Hacker Support

, Alexander Goedde

Crossbar.io was used as the connectivity solution for a hackathon run by Continental, with Tobias and me providing support for the hacking teams.

Hackathons are fun

I like hackathons - the rapid-fire ideation at the beginning, the rush of getting code done, the necessity to reduce things to the bare essentials, the clear focus on short-term delivery of something working. I also like participating as a tutor, where I get to a lot of the excitement without any of the stress.

photo of the hackathon participants, sitting and listening to the initial instructions
The Hackers

This past September I had the opportunity to be part of the second run of the automotive app hackathon by Continental (one of the world's biggest automotive suppliers, not just a tire producer) as a tutor. The first run was at IAA (International Automotive Exhibition) Frankfurt last year, and got attention up to the Continental board level.

In each case Crossbar.io was used to provide the connectivity between the microservices that participants built for their applications, the backend services that Continental provided for use and the frontend running in a demonstrator head unit. I tutored a total of three teams across the two hackathons, and Tobias provided support as a technical expert for all things connectivity.

The September run took place in Regensburg, close to our office. Here the automotive app challenge was part of a larger set of challenges. All of these ran in parallel across the entirety of a new conference center, the majority in the big hall, and it was fun seeing people drive model cars (finding ways to extend their reach with a fixed amount of energy), finding security issues in (mock) automotive controllers and creating tools for the mobile office.

A great team

It was even more fun working with the team I was assigned to. A large part of tutoring is holding back - nudging the team, being there for their questions, but resisting the urge to just create things which are missing, or correct things you see as mistakes yourself. "My" team made that easy. They were focused from the beginning to the end, a project manager emerged naturally, they distributed tasks efficiently, and they set the right priorities across the board. It was a joy to watch, with the odd bit of giving support. (They also ended up winning as plainly delivering the best overall package.)

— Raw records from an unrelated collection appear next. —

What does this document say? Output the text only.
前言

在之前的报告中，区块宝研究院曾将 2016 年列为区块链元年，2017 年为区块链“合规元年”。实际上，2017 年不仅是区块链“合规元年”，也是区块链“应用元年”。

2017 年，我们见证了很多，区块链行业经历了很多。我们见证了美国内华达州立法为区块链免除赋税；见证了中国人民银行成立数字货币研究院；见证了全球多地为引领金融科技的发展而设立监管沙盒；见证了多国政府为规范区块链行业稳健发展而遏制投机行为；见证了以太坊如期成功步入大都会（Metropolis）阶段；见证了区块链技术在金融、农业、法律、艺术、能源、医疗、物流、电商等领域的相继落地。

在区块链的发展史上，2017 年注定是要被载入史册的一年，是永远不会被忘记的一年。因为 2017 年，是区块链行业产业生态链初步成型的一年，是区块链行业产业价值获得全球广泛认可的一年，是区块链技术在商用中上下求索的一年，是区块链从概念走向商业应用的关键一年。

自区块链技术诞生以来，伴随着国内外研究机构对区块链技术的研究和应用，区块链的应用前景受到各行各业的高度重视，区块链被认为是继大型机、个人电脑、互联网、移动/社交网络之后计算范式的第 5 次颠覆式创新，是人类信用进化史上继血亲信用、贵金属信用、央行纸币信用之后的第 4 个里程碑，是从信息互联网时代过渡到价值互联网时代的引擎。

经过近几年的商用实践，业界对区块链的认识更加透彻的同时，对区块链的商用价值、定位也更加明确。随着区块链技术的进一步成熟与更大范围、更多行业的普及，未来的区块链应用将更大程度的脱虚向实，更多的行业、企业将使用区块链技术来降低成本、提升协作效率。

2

photo of team participants sitting at their laptops and coding
"My" team in action

Continental spared no expenses for the event. I was glad for the great catering, ignored the event app (does anybody ever use these things?), and had the space to get away from all the speeches (my tolerance for these seems to drop with age).

Making life better (for drivers)

The challenge itself was to develop a (prototype) app for one of several provided driver personas. The team I tutored chose a student who drives to university, with the lecture halls spread across town.

Since students are always pressed for time, they built an integration between the student's schedule and navigation, with added parking recommendations. Money is also always an issue, so the app also allowed other students to request a pickup on the way.

I thought this was a nice feature set (with the ride-sharing functionality as a stretch goal), and they got a great presentation and prototype UI working during the 36 hours of the challenge. Using Crossbar.io was simple for the participants. After a bit of initial learning curve about basic concepts, most challenges where of the "mistyped URL" type!

image of two speech bubbles containing the phrase 'blah blah blah' done in pencil
Not much of this during the hackathon
image of a car and a ride-sharing passenger encountering each other - done in pencil
Being social just for gas money?

The team mocked services where appropriate, concentrated on the basic mechanics and UI - and gave their presentation without usage of presentation software. You can see some of the hand-drawn cards used above. Something different - and having so few elements for the presentation forced a clearly structured and concise delivery. There's something to be said for going no-tech at times!

Overall a great couple of days - and something I look forward to hopefully doing more next year!